Also, you said you come out of a relationship of 19 years? Goddamn son that probably hurts to end it after so many years. But you seem to handle it well. Respect!

As for me:

Day 18 of NC just started.

Seems you lost to bet Noyou. You predicted she would contact me by day 17 of NC, but the ex has not contacted me yet, nor does it seem she even tried to contact me.

I wasn't hoping for her to contact me though. I think if she would try that it would only make things more difficult for me. But at the same time I do feel kinda hurt that she apperantly cares so little about us that she never felt the need to ask me "what's up between us?"

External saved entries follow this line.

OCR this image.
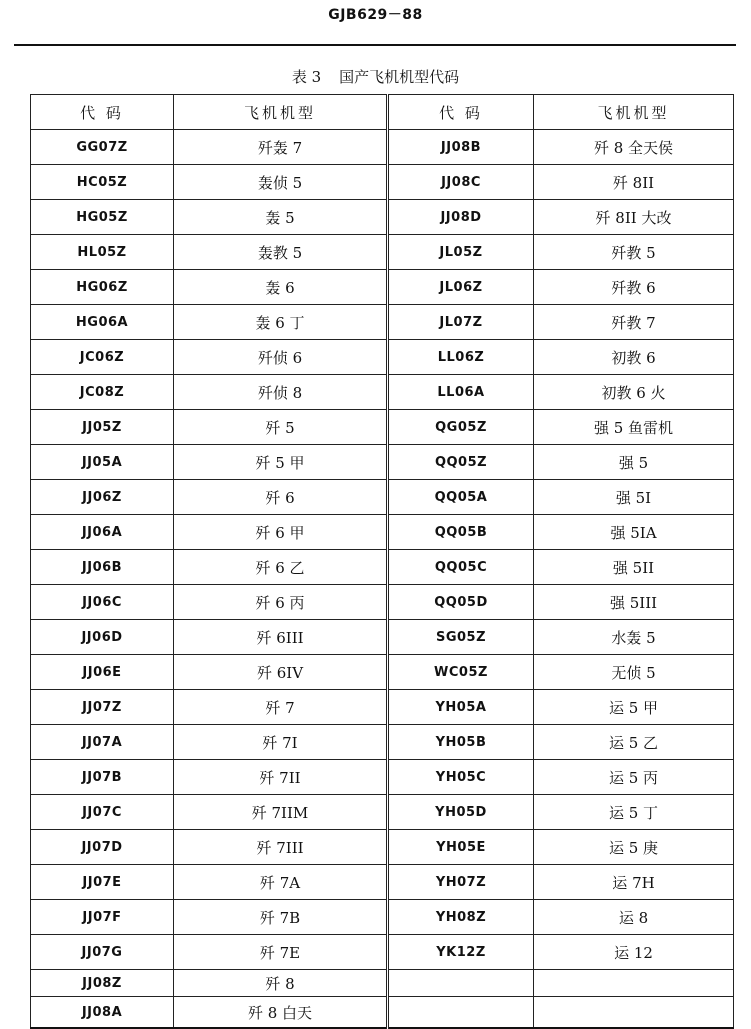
GJB629－88
表 3 国产飞机机型代码
代 码	飞机机型	代 码	飞机机型
GG07Z	歼轰 7	JJ08B	歼 8 全天侯
HC05Z	轰侦 5	JJ08C	歼 8II
HG05Z	轰 5	JJ08D	歼 8II 大改
HL05Z	轰教 5	JL05Z	歼教 5
HG06Z	轰 6	JL06Z	歼教 6
HG06A	轰 6 丁	JL07Z	歼教 7
JC06Z	歼侦 6	LL06Z	初教 6
JC08Z	歼侦 8	LL06A	初教 6 火
JJ05Z	歼 5	QG05Z	强 5 鱼雷机
JJ05A	歼 5 甲	QQ05Z	强 5
JJ06Z	歼 6	QQ05A	强 5I
JJ06A	歼 6 甲	QQ05B	强 5IA
JJ06B	歼 6 乙	QQ05C	强 5II
JJ06C	歼 6 丙	QQ05D	强 5III
JJ06D	歼 6III	SG05Z	水轰 5
JJ06E	歼 6IV	WC05Z	无侦 5
JJ07Z	歼 7	YH05A	运 5 甲
JJ07A	歼 7I	YH05B	运 5 乙
JJ07B	歼 7II	YH05C	运 5 丙
JJ07C	歼 7IIM	YH05D	运 5 丁
JJ07D	歼 7III	YH05E	运 5 庚
JJ07E	歼 7A	YH07Z	运 7H
JJ07F	歼 7B	YH08Z	运 8
JJ07G	歼 7E	YK12Z	运 12
JJ08Z	歼 8		
JJ08A	歼 8 白天		
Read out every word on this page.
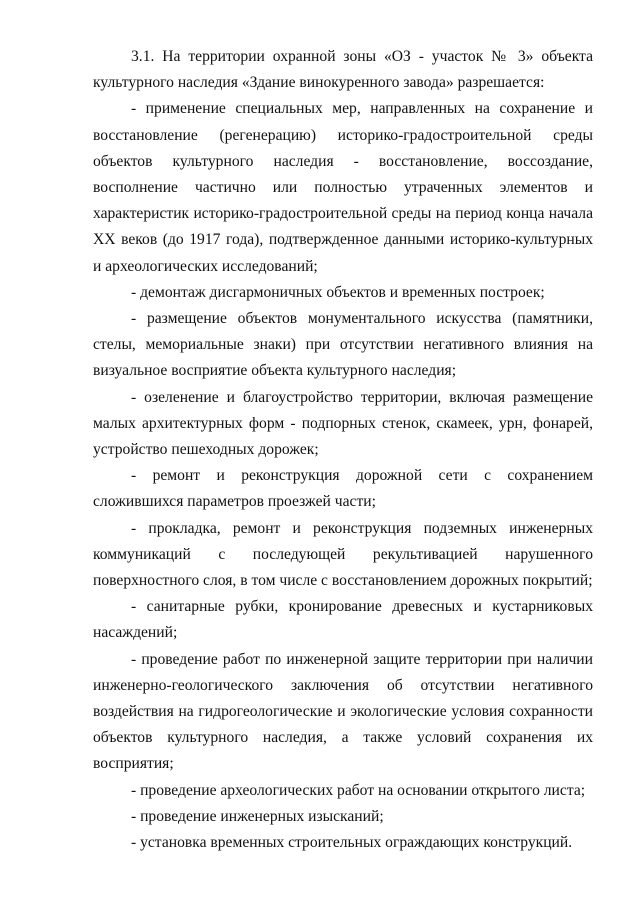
3.1. На территории охранной зоны «ОЗ - участок № 3» объекта культурного наследия «Здание винокуренного завода» разрешается:

- применение специальных мер, направленных на сохранение и восстановление (регенерацию) историко-градостроительной среды объектов культурного наследия - восстановление, воссоздание, восполнение частично или полностью утраченных элементов и характеристик историко-градостроительной среды на период конца начала XX веков (до 1917 года), подтвержденное данными историко-культурных и археологических исследований;

- демонтаж дисгармоничных объектов и временных построек;

- размещение объектов монументального искусства (памятники, стелы, мемориальные знаки) при отсутствии негативного влияния на визуальное восприятие объекта культурного наследия;

- озеленение и благоустройство территории, включая размещение малых архитектурных форм - подпорных стенок, скамеек, урн, фонарей, устройство пешеходных дорожек;

- ремонт и реконструкция дорожной сети с сохранением сложившихся параметров проезжей части;

- прокладка, ремонт и реконструкция подземных инженерных коммуникаций с последующей рекультивацией нарушенного поверхностного слоя, в том числе с восстановлением дорожных покрытий;

- санитарные рубки, кронирование древесных и кустарниковых насаждений;

- проведение работ по инженерной защите территории при наличии инженерно-геологического заключения об отсутствии негативного воздействия на гидрогеологические и экологические условия сохранности объектов культурного наследия, а также условий сохранения их восприятия;

- проведение археологических работ на основании открытого листа;

- проведение инженерных изысканий;

- установка временных строительных ограждающих конструкций.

To clarify for those who don't know my story; my ex and I never broke up. We just had a big argument, she wanted "a temporary break" between us. After some more arguing I told her;

"Fine, have your temporary break, I'm gonna leave you alone completely now and focus on myself. But just to be clear; I'm not gonna wait for you until whenever you feel like contacting me again. I'm gonna move on. If you want to stay with me, you better make up your mind fast, because if you wait too long, I might already be completely gone."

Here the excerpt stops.